On the other hand, if it is determined at step 80 that T ≧ 60 ° C., the routine proceeds to step 84, where it is determined whether or not the cut flag is set. When the cut flag is not set, the routine proceeds to step 85, where it is determined whether or not the idling operation is being performed. For example, when the throttle switch 58 is on and the vehicle speed V is 2 km / h or less, it is determined that the vehicle is idling. If it is determined that the vehicle is idling, step
Proceeding to 86, the target idling rotational speed No is calculated.
Next, at step 87, it is determined whether or not the engine speed N is larger than (No + α). Here, α is a small constant value. When N ≧ of (No + alpha) is the step position ST proceeds to step 90 is decremented by 1, then the routine proceeds to step 83 to step position ST after the idling step position ST _a in step 91. On the other hand, if it is determined in step 87 that N <(No + α), the routine proceeds to step 88, where it is determined whether or not N ≦ (No−α). When N ≦ (No−α), the routine proceeds to step 89, where the step position ST is incremented by one, and then proceeds to step 91. Thus, the engine speed N is controlled to be (No−α) <N <(No + α). On the other hand, the idling step position ST _i is the step position ST proceeds to step 92 when it is judged not idling at step 85. Therefore, when the engine is not idling, the step motor 19 is not operated.
It is held in the idling step position ST _i.

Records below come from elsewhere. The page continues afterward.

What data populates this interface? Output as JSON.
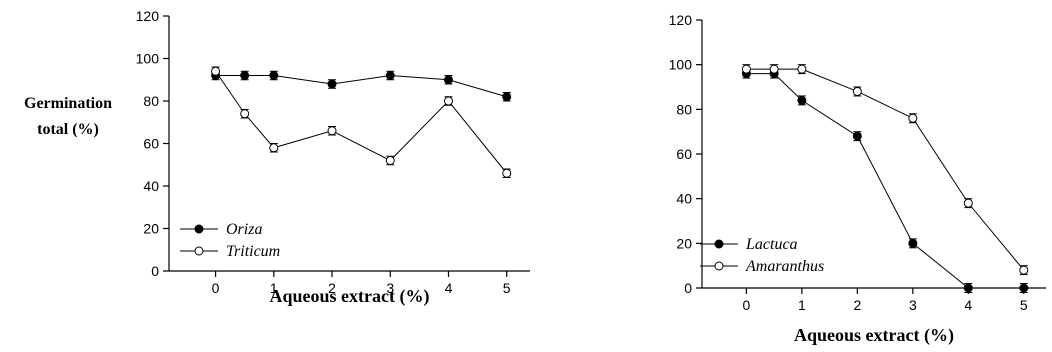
{
  "chart_data": [
    {
      "type": "line",
      "title": "",
      "ylabel_lines": [
        "Germination",
        "total (%)"
      ],
      "xlabel": "Aqueous extract (%)",
      "xlim": [
        -0.8,
        5.4
      ],
      "ylim": [
        0,
        120
      ],
      "xticks": [
        0,
        1,
        2,
        3,
        4,
        5
      ],
      "yticks": [
        0,
        20,
        40,
        60,
        80,
        100,
        120
      ],
      "legend_position": "bottom-left",
      "grid": false,
      "x": [
        0,
        0.5,
        1,
        2,
        3,
        4,
        5
      ],
      "series": [
        {
          "name": "Oriza",
          "marker": "filled-circle",
          "values": [
            92,
            92,
            92,
            88,
            92,
            90,
            82
          ],
          "errors": [
            2,
            2,
            2,
            2,
            2,
            2,
            2
          ]
        },
        {
          "name": "Triticum",
          "marker": "open-circle",
          "values": [
            94,
            74,
            58,
            66,
            52,
            80,
            46
          ],
          "errors": [
            2,
            2,
            2,
            2,
            2,
            2,
            2
          ]
        }
      ]
    },
    {
      "type": "line",
      "title": "",
      "ylabel_lines": [],
      "xlabel": "Aqueous extract (%)",
      "xlim": [
        -0.8,
        5.4
      ],
      "ylim": [
        0,
        120
      ],
      "xticks": [
        0,
        1,
        2,
        3,
        4,
        5
      ],
      "yticks": [
        0,
        20,
        40,
        60,
        80,
        100,
        120
      ],
      "legend_position": "bottom-left",
      "grid": false,
      "x": [
        0,
        0.5,
        1,
        2,
        3,
        4,
        5
      ],
      "series": [
        {
          "name": "Lactuca",
          "marker": "filled-circle",
          "values": [
            96,
            96,
            84,
            68,
            20,
            0,
            0
          ],
          "errors": [
            2,
            2,
            2,
            2,
            2,
            2,
            2
          ]
        },
        {
          "name": "Amaranthus",
          "marker": "open-circle",
          "values": [
            98,
            98,
            98,
            88,
            76,
            38,
            8
          ],
          "errors": [
            2,
            2,
            2,
            2,
            2,
            2,
            2
          ]
        }
      ]
    }
  ]
}
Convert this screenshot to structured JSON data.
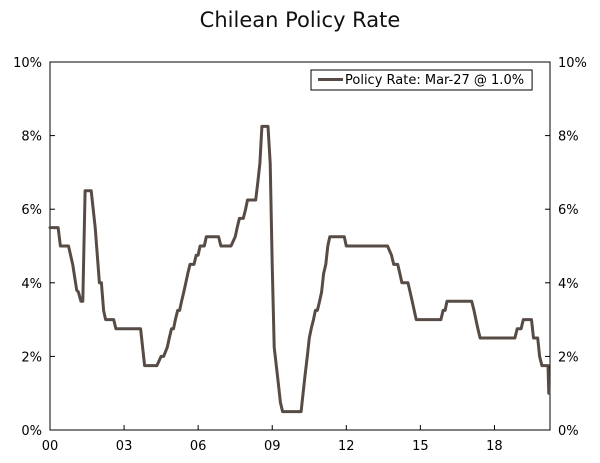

On the other hand, when it is determined in step 84 that the cut flag has been set, the routine proceeds to step 93, where it is determined whether or not the engine speed N is higher than a fixed value, for example, 2500 rpm. Step when N ≧ 2500r.pm
Proceeding to 94, the vehicle speed V becomes 10 km / from the output signal of the vehicle speed sensor 62.
It is determined whether or not it is faster than h. When V ≧ 10 km / h, the routine proceeds to step 95, where the step position ST is set to the maximum step position MAX. Therefore, at this time, both the control valve 29 and the air assist control valve 30 are fully opened. On the other hand, when the cut flag is set, N <2500r.
When pm or V <10 km / h, or when the cut flag is reset, the routine proceeds to step 95, where the control valve 29 is controlled.
Is is completely closed, air assist control valve 30 is made to closed until opening degree corresponding to the idling step position ST _i.

[0020]

The fuel accumulated in the air assist passage can be completely discharged into the intake passage by increasing the opening of the air assist control valve during the deceleration operation. You can prevent it from getting corrupted.

[Brief description of the drawings]

FIG. 1 is an overall view of an internal combustion engine.

FIG. 2 is an enlarged side sectional view of a bypass control valve.

FIG. 3 is a diagram showing an opening degree of a pair of control valves provided in a bypass control valve.

FIG. 4 is a flowchart for controlling a cut flag.

FIG. 5 is a time chart.

FIG. 6 is a flowchart for controlling a bypass control valve.

[Explanation of symbols]

 13 ... air assist chamber 14 ... fuel injection valve 15 ... fuel air injection port 16 ... air assist passage 17 ... bypass control valve 26 ... throttle valve 30 ... air assist control valve

Claims (1)

(57) [Claims] A fuel injection valve for injecting fuel toward an intake passage downstream of the throttle valve, wherein an air assist passage is branched from the intake passage upstream of the throttle valve and air assist is provided in the air assist passage; In an internal combustion engine in which a control valve is arranged and air is ejected from the air assist passage toward fuel injected from the fuel injection valve, the air assist control valve is partially opened during idling operation after completion of warm-up. And the opening degree of the air assist control valve is set to be larger than the opening degree in the partially opened state during the deceleration operation after the completion of the warm-up.